The aftermath of my arrest and return to Turkey was the attack on Kofinou (Geçitkale) and Bo?aziçi which resulted in a near military intervention by Turkey, which was prevented by Cyrus Vance’s efforts in sending Grivas and some of the Greek Army personnel back to Greece, Makarios promising to compensate the villagers for deaths and damage (which he never did) and agreement to start unofficial talks between me and Mr Clerides, which began in Beirut soon afterwards.
The result was a very close agreement on local autonomy, which Makarios rejected because I had not accepted minority status for my people and he had not managed to get rid of the Treaty of Guarantee. Today Mr Christofias is still trying to achieve these ends through smooth talking.
As to the finding of Mr Droushiotis that Makarios instructed Clerides to offer me a return to the 1960 set-up, this is also true but it was obvious that this was a tactical move by Makarios in order to put a swift end to Turkish intervention. Clerides came to me with this offer and I did tell him that, though I saw no merit in it, I would discuss it with the Turkish government.
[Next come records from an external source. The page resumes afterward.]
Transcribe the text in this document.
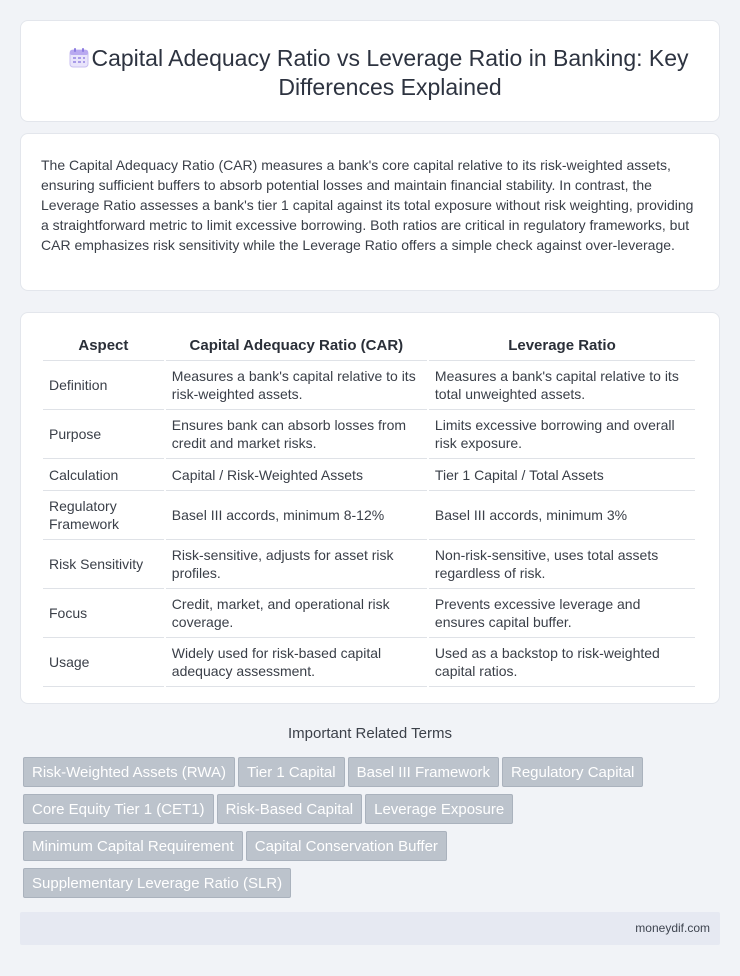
Capital Adequacy Ratio vs Leverage Ratio in Banking: Key Differences Explained

The Capital Adequacy Ratio (CAR) measures a bank's core capital relative to its risk-weighted assets, ensuring sufficient buffers to absorb potential losses and maintain financial stability. In contrast, the Leverage Ratio assesses a bank's tier 1 capital against its total exposure without risk weighting, providing a straightforward metric to limit excessive borrowing. Both ratios are critical in regulatory frameworks, but CAR emphasizes risk sensitivity while the Leverage Ratio offers a simple check against over-leverage.

Aspect	Capital Adequacy Ratio (CAR)	Leverage Ratio
Definition	Measures a bank's capital relative to its risk-weighted assets.	Measures a bank's capital relative to its total unweighted assets.
Purpose	Ensures bank can absorb losses from credit and market risks.	Limits excessive borrowing and overall risk exposure.
Calculation	Capital / Risk-Weighted Assets	Tier 1 Capital / Total Assets
Regulatory Framework	Basel III accords, minimum 8-12%	Basel III accords, minimum 3%
Risk Sensitivity	Risk-sensitive, adjusts for asset risk profiles.	Non-risk-sensitive, uses total assets regardless of risk.
Focus	Credit, market, and operational risk coverage.	Prevents excessive leverage and ensures capital buffer.
Usage	Widely used for risk-based capital adequacy assessment.	Used as a backstop to risk-weighted capital ratios.
Important Related Terms
Risk-Weighted Assets (RWA) Tier 1 Capital Basel III Framework Regulatory Capital
Core Equity Tier 1 (CET1) Risk-Based Capital Leverage Exposure
Minimum Capital Requirement Capital Conservation Buffer
Supplementary Leverage Ratio (SLR)
moneydif.com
In order to do so, I had to be satisfied that Clerides was really in charge of the situation. He was not. He had taken over the Sampson government and EOKA B with some or all of the Junta officers still active all over the country.
The return of Turkish refugees to their destroyed homes in 103 villages in safety could not be assured. Those who had staged the coup could not be arrested and tried. It was quite obvious that Makarios was up to his tricks again and the offer of going back to a situation which had given us no protection for eleven years could not be treated as a serious offer.
By the time I replied, the three guarantors were already discussing the situation and at the first Geneva Talks they had agreed that two separate administrations existed in the island.
The rebirth of the destroyed Partnership Republic and the treatment of its destroyers as the government of Cyprus has prolonged the settlement of the problem so far.